Lesson: if your assets are increasing in value (and this can include your home or other property) don’t wait to increase the sum insured.

The other vehicle that was damaged was insured for third party, fire & theft only. Unfortunately, this meant it was not covered for accidental damage such as occurred in this event.

Lastly, the worker’s vehicle was also insured for third party only, so it too was not covered. Our client felt responsible for the damage to their worker’s vehicle and enquired if they held any insurance that would cover it. In this case, our client could perhaps have some liability due to it being their tree that fell on the worker’s vehicle. To have an insurance claim, they would need liability insurance as the property owner, ie. the owner of the tree. Liability insurance is typically included in a domestic house insurance policy, or can be purchased as a standalone cover alongside commercial or rural property.

Two Tools Thefts In 10 Days

This client had chosen to insure his tools for $10,000, on the basis that even though he owned substantially more than this, the likelihood of a larger claim was low, since the tools are typically spread across multiple vehicles and sites.

The first claim was for tools stolen from a van. The quote to replace the stolen items came to $12,000, wiping out the $10k insurance cover. Nine days later and while the first claim was still being sorted out (client compiling proof of ownership and a complete list of the stolen items) a container was broken into and more items stolen.
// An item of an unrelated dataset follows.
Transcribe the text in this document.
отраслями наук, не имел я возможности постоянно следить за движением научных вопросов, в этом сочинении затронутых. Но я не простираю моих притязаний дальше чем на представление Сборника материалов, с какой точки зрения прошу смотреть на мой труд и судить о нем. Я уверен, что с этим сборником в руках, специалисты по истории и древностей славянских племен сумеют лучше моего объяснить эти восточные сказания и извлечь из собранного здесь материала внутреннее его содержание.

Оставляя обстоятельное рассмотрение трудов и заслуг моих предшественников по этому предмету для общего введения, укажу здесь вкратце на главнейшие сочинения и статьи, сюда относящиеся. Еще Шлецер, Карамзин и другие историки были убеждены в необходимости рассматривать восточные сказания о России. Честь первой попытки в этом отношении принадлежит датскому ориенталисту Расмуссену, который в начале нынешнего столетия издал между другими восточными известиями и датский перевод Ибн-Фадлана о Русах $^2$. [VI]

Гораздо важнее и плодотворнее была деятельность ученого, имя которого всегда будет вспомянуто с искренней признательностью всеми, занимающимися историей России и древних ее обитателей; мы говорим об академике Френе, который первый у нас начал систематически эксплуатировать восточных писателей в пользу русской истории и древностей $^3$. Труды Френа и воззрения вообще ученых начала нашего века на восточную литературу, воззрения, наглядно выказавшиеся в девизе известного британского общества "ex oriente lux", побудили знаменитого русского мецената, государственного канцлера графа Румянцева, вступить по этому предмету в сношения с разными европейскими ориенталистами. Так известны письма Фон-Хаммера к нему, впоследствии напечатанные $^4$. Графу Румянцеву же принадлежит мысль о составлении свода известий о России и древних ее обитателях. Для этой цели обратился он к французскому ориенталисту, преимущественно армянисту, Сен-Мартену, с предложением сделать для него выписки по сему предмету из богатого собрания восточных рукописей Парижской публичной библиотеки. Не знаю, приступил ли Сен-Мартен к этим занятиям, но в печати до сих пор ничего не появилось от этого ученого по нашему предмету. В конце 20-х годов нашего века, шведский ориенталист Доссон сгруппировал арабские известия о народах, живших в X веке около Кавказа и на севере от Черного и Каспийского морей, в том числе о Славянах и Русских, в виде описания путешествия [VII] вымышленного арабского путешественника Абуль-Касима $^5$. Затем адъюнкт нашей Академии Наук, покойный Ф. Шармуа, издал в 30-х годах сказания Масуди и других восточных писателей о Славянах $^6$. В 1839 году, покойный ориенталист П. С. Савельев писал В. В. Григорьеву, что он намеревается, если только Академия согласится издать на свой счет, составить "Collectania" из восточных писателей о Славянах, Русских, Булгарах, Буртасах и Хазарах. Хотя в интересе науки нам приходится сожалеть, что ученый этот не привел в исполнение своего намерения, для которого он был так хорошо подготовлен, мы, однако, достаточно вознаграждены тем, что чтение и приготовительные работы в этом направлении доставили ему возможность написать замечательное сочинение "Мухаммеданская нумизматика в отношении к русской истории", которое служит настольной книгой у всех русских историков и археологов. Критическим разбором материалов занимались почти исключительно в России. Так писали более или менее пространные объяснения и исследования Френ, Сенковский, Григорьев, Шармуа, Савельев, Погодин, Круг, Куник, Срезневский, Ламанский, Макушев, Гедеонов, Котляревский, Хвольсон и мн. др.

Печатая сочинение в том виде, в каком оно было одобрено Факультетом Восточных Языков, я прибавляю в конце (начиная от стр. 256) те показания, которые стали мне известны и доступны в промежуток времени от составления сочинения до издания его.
Unfortunately, because the first claim wiped out the sum insured there was no money left on the policy for the second claim.

The amount of a claimed loss can be reinstated, upon payment of further premium, but only after the claim is settled.

Lesson: insuring a lesser amount than your total tools value can make sense when they’re spread around, but you take the risk if a claim is larger or if multiple claims exceed your cover limit.

Client Supplied Items Stolen From New Build Home

In this case the builder had arranged contract works insurance for a new home build. It was a full build job, so he insured for the full contract value. Unfortunately, quite late in the project there was a break in and some appliances were stolen. However, these appliances were supplied by the homeowner and not part of the builder’s contract price.

Typically, a contract works policy will provide automatic extensions on top of the contract value, for post loss allowances such as demolition costs or to allow for inflation over and above the original contract price (so that if there needs to be a rebuild due to a claim the increased cost of materials is allowed for). These allowances are usually specified in the build contract and there are industry standard amounts that contract works insurance policies default to. If these amounts are changed in the contract the policy can be updated to match them.

In this case these amounts were removed from the contract works insurance application, so none were allowed for. One of those allowances is an extra amount to cover materials that are supplied by the homeowner outside of the original contract price. This is fairly common, for example if the client wants to purchase their own whiteware or kitchen cabinets or bathroom vanity. The policy should include an amount for “principal supplied materials” to account for these, so they are insured. In some cases the insurer gives an allowance of 10% to account for this, in others you need to specify the amount.

Lesson: Make sure you follow the requirements of your contract for these allowances. If the homeowner is going to supply some of the materials themselves (or perhaps even arrange their own subcontractor for some work) make sure this is allowed for in the contract works insurance.

Allowances can be added back and sums adjusted anytime. If a contract is going to increase in value through variations or if the client is going to supply something themselves, get in touch with your insurer or broker to make an adjustment.

Lastly, in most cases your client won’t save any money by removing these allowances, or if they do it will be a very small amount, but the cost of excluding them could be substantial!